A review by holmesstorybooks
Sultana's Dream and Padmarag by Rokeya Sakhawat Hossain

4.0

Short and packs a punch.

Written by a Bengali Muslim woman, this satirical short story imagines a world where women are allowed to live to their fullest intellectual and economic potential. A sultan's wife travels to LadyLand, where the women run the world, for lack of a better term.

It was written in 1905.

This story was written, it was published, but more astonishingly, it survived. Science fiction is a testament not only to who we are, but who we can be. It allows us to shed our supposed rigid social barriers and imagine who we could be if we didn't have those constraints. Here is a woman of colour imagining a future in which other women of colour exist, contribute, are listened to, are an integral piece of society.

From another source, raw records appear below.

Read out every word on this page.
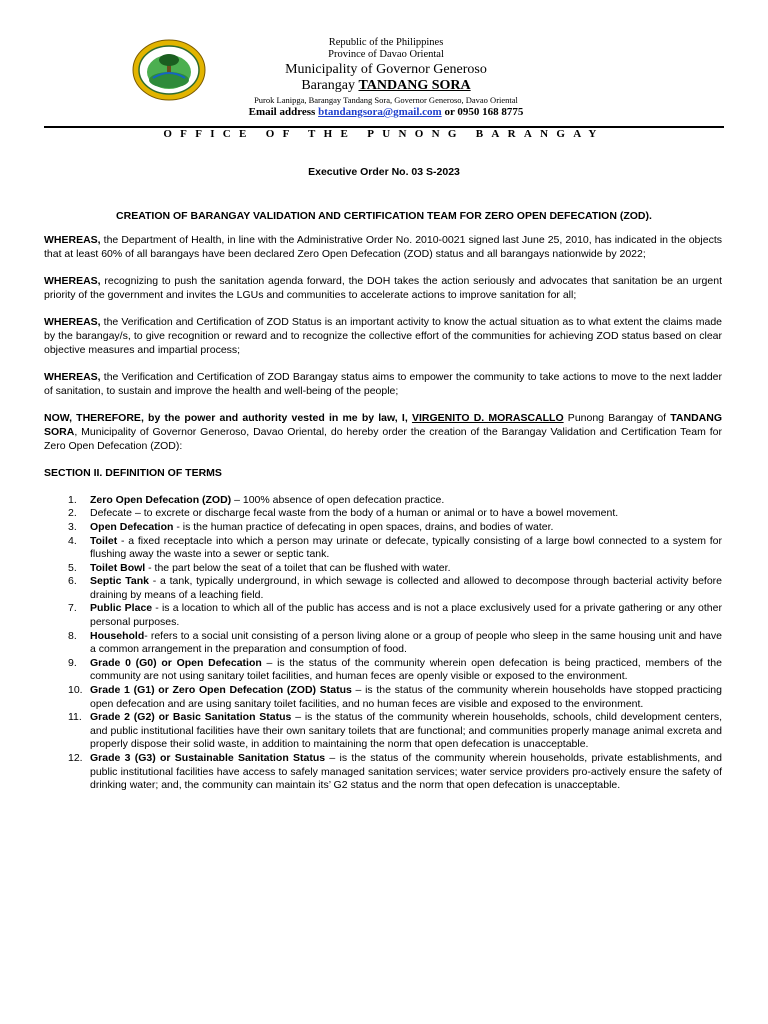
Republic of the Philippines
Province of Davao Oriental
Municipality of Governor Generoso
Barangay TANDANG SORA
Purok Lanipga, Barangay Tandang Sora, Governor Generoso, Davao Oriental
Email address btandangsora@gmail.com or 0950 168 8775
OFFICE OF THE PUNONG BARANGAY
Executive Order No. 03 S-2023
CREATION OF BARANGAY VALIDATION AND CERTIFICATION TEAM FOR ZERO OPEN DEFECATION (ZOD).

WHEREAS, the Department of Health, in line with the Administrative Order No. 2010-0021 signed last June 25, 2010, has indicated in the objects that at least 60% of all barangays have been declared Zero Open Defecation (ZOD) status and all barangays nationwide by 2022;

WHEREAS, recognizing to push the sanitation agenda forward, the DOH takes the action seriously and advocates that sanitation be an urgent priority of the government and invites the LGUs and communities to accelerate actions to improve sanitation for all;

WHEREAS, the Verification and Certification of ZOD Status is an important activity to know the actual situation as to what extent the claims made by the barangay/s, to give recognition or reward and to recognize the collective effort of the communities for achieving ZOD status based on clear objective measures and impartial process;

WHEREAS, the Verification and Certification of ZOD Barangay status aims to empower the community to take actions to move to the next ladder of sanitation, to sustain and improve the health and well-being of the people;

NOW, THEREFORE, by the power and authority vested in me by law, I, VIRGENITO D. MORASCALLO Punong Barangay of TANDANG SORA, Municipality of Governor Generoso, Davao Oriental, do hereby order the creation of the Barangay Validation and Certification Team for Zero Open Defecation (ZOD):

SECTION II. DEFINITION OF TERMS
1. Zero Open Defecation (ZOD) – 100% absence of open defecation practice.
2. Defecate – to excrete or discharge fecal waste from the body of a human or animal or to have a bowel movement.
3. Open Defecation - is the human practice of defecating in open spaces, drains, and bodies of water.
4. Toilet - a fixed receptacle into which a person may urinate or defecate, typically consisting of a large bowl connected to a system for flushing away the waste into a sewer or septic tank.
5. Toilet Bowl - the part below the seat of a toilet that can be flushed with water.
6. Septic Tank - a tank, typically underground, in which sewage is collected and allowed to decompose through bacterial activity before draining by means of a leaching field.
7. Public Place - is a location to which all of the public has access and is not a place exclusively used for a private gathering or any other personal purposes.
8. Household- refers to a social unit consisting of a person living alone or a group of people who sleep in the same housing unit and have a common arrangement in the preparation and consumption of food.
9. Grade 0 (G0) or Open Defecation – is the status of the community wherein open defecation is being practiced, members of the community are not using sanitary toilet facilities, and human feces are openly visible or exposed to the environment.
10. Grade 1 (G1) or Zero Open Defecation (ZOD) Status – is the status of the community wherein households have stopped practicing open defecation and are using sanitary toilet facilities, and no human feces are visible and exposed to the environment.
11. Grade 2 (G2) or Basic Sanitation Status – is the status of the community wherein households, schools, child development centers, and public institutional facilities have their own sanitary toilets that are functional; and communities properly manage animal excreta and properly dispose their solid waste, in addition to maintaining the norm that open defecation is unacceptable.
12. Grade 3 (G3) or Sustainable Sanitation Status – is the status of the community wherein households, private establishments, and public institutional facilities have access to safely managed sanitation services; water service providers pro-actively ensure the safety of drinking water; and, the community can maintain its’ G2 status and the norm that open defecation is unacceptable.
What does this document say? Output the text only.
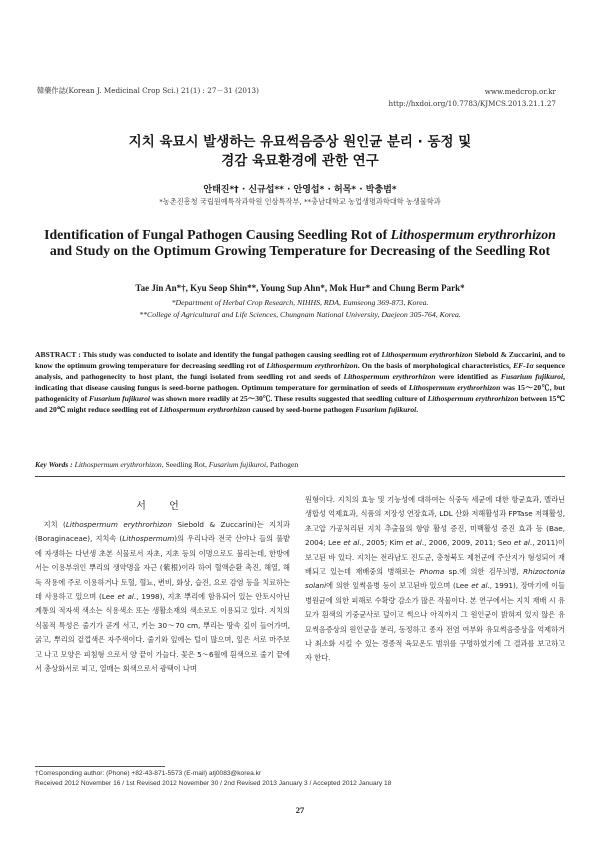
韓藥作誌(Korean J. Medicinal Crop Sci.) 21(1) : 27－31 (2013)	www.medcrop.or.kr
http://hxdoi.org/10.7783/KJMCS.2013.21.1.27
지치 육묘시 발생하는 유묘썩음증상 원인균 분리 · 동정 및
경감 육묘환경에 관한 연구
안태진*† · 신규섭** · 안영섭* · 허목* · 박충범*
*농촌진흥청 국립원예특작과학원 인삼특작부, **충남대학교 농업생명과학대학 농생물학과
Identification of Fungal Pathogen Causing Seedling Rot of Lithospermum erythrorhizon and Study on the Optimum Growing Temperature for Decreasing of the Seedling Rot
Tae Jin An*†, Kyu Seop Shin**, Young Sup Ahn*, Mok Hur* and Chung Berm Park*
*Department of Herbal Crop Research, NIHHS, RDA, Eumseong 369-873, Korea.
**College of Agricultural and Life Sciences, Chungnam National University, Daejeon 305-764, Korea.
ABSTRACT : This study was conducted to isolate and identify the fungal pathogen causing seedling rot of Lithospermum erythrorhizon Siebold & Zuccarini, and to know the optimum growing temperature for decreasing seedling rot of Lithospermum erythrorhizon. On the basis of morphological characteristics, EF-1α sequence analysis, and pathogenecity to host plant, the fungi isolated from seedling rot and seeds of Lithospermum erythrorhizon were identified as Fusarium fujikuroi, indicating that disease causing fungus is seed-borne pathogen. Optimum temperature for germination of seeds of Lithospermum erythrorhizon was 15～20℃, but pathogenicity of Fusarium fujikuroi was shown more readily at 25～30℃. These results suggested that seedling culture of Lithospermum erythrorhizon between 15℃ and 20℃ might reduce seedling rot of Lithospermum erythrorhizon caused by seed-borne pathogen Fusarium fujikuroi.
Key Words : Lithospermum erythrorhizon, Seedling Rot, Fusarium fujikuroi, Pathogen
서 언
지치 (Lithospermum erythrorhizon Siebold & Zuccarini)는 지치과 (Boraginaceae), 지치속 (Lithospermum)의 우리나라 전국 산야나 들의 풀밭에 자생하는 다년생 초본 식물로서 자초, 지초 등의 이명으로도 불리는데, 한방에서는 이용부위인 뿌리의 생약명을 자근 (紫根)이라 하여 혈액순환 촉진, 해열, 해독 작용에 주로 이용하거나 토혈, 혈뇨, 변비, 화상, 습진, 요로 감염 등을 치료하는데 사용하고 있으며 (Lee et al., 1998), 지초 뿌리에 함유되어 있는 안토시아닌 계통의 적자색 색소는 식용색소 또는 생활소재의 색소로도 이용되고 있다. 지치의 식물적 특성은 줄기가 곧게 서고, 키는 30～70 cm, 뿌리는 땅속 깊이 들어가며, 굵고, 뿌리의 겉껍색은 자주색이다. 줄기와 잎에는 털이 많으며, 잎은 서로 마주보고 나고 모양은 피침형 으로서 양 끝이 가늘다. 꽃은 5～6월에 흰색으로 줄기 끝에서 총상화서로 피고, 열매는 회색으로서 광택이 나며
원형이다. 지치의 효능 및 기능성에 대하여는 식중독 세균에 대한 항균효과, 멜라닌 생합성 억제효과, 식품의 저장성 연장효과, LDL 산화 저해활성과 FPTase 저해활성, 초고압 가공처리된 지치 추출물의 항암 활성 증진, 미백활성 증진 효과 등 (Bae, 2004; Lee et al., 2005; Kim et al., 2006, 2009, 2011; Seo et al., 2011)이 보고된 바 있다. 지치는 전라남도 진도군, 충청북도 제천군에 주산지가 형성되어 재배되고 있는데 재배중의 병해로는 Phoma sp.에 의한 검무늬병, Rhizoctonia solani에 의한 잎썩음병 등이 보고된바 있으며 (Lee et al., 1991), 장마기에 이들 병원균에 의한 피해로 수확량 감소가 많은 작물이다. 본 연구에서는 지치 재배 시 유묘가 흰색의 기중균사로 덮이고 썩으나 아직까지 그 원인균이 밝혀져 있지 않은 유묘썩음증상의 원인균을 분리, 동정하고 종자 전염 여부와 유묘썩음증상을 억제하거나 최소화 시킬 수 있는 경종적 육묘온도 범위를 구명하였기에 그 결과를 보고하고자 한다.
†Corresponding author: (Phone) +82-43-871-5573 (E-mail) atj0083@korea.kr
Received 2012 November 16 / 1st Revised 2012 November 30 / 2nd Revised 2013 January 3 / Accepted 2012 January 18
27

I... honestly really don't like when people say sexist / racist / homophobic comments or views were just 'products of their time'. Sure they were. But we had allies and we've had people who were at the forefront of all of that prejudice since the beginning and we will always have people like that.

Rokeya Sakhawat Hossain is one such example.

Imagine reading this the year it was published. Feeling validated, feeling seen, feeling as if you could've come from LadyLand, as if you were suddenly made of star stuff, infinite in all your opportunities.

This story isn't just important 'for its time', it's important because it survived.